Catherina Margaretha Linck (c.1687 - 1721) was a Prussian soldier who lived in the early 18th century. Linck spent most of their adult life presenting themselves as a man and it is a subject of discussion as to whether Linck can be best described as a transman, a lesbian woman who impersonated a man, or genderfluid.
An illegitimate child of a widow, Linck was raised in an orphanage in Halle, which they then left aged 14. They spent a number of years with a religious group known as 'Inspirants', likely a form of Quakers. Linck went on to disguise themselves as a man in order to enlist as a soldier in the army of Hanover, using the name 'Anastasius Lagrantinus Rosenstengel'. They served in the army for 3 years until they deserted in 1708. When arrested for desertion Linck declared themself to be a woman in order to avoid being hanged, which was then verified by a medical examination.
Over the next several years Linck served in a number of armed forces across Prussia, including a Polish garrison and the army of of Hesse. However these periods of service repeatedly came to an end either due to Linck deserting or being exposed as a woman. When out of the army Linck worked in the cloth trade, often alternating their dress between male and female. When presenting as a man Linck used a horn to allow them to urinate while standing and wore a strap-on dildo made of stuffed leather when having intercourse with women.
In 1717 an impoverished Linck married an 18-year old woman named Catharina Margaretha Mühlhahn, using the same alias of Anastasius. The marriage was disapproved of by Mühlhahn's mother, who ultimately tore off Linck's clothes in a violent confrontation and reported them to the authorities. Both Linck and Mühlhahn were put on trial for the crime of 'female sodomy', to which Linck pleaded guilty. However Linck also professed that their intentions toward Mühlhahn had been honourable and that Mühlhahn had not fully understood the nature of their sexual intercourse. This was accepted and Mühlhahn was given a lesser sentence of 3 years imprisonment, followed by exile.
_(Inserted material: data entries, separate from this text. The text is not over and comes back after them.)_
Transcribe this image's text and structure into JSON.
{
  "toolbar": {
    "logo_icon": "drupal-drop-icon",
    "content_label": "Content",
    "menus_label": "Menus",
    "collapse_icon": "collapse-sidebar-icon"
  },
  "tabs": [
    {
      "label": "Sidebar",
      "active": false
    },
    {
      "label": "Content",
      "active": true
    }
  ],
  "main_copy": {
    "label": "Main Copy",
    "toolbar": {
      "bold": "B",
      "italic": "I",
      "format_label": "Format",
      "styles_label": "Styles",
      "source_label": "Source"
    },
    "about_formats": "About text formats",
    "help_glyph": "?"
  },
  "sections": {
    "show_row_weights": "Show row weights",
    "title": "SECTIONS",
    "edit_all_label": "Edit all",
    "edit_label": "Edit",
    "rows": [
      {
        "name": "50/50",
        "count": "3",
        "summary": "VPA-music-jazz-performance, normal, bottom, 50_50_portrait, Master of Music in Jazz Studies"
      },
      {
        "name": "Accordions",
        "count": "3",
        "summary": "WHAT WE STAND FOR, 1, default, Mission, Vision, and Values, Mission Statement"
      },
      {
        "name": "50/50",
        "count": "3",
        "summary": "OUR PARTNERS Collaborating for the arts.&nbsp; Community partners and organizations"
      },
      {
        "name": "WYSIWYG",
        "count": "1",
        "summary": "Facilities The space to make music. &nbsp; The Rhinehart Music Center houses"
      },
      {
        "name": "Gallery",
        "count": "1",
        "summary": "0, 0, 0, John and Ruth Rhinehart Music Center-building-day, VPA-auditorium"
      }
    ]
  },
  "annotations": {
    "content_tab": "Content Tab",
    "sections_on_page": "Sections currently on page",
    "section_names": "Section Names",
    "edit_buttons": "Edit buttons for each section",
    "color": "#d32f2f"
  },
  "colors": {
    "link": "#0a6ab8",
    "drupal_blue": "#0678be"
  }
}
The trial caused controversy as officials could not agree if Linck's had committed sodomy under the biblical definition, punishable by death, or a lesser crime. The case was referred to King Frederick William I, who sentenced Linck to death by beheading. This was an unusual decision for it's time and in 1721 Linck became the last person in Europe to be executed for lesbian sexual activity.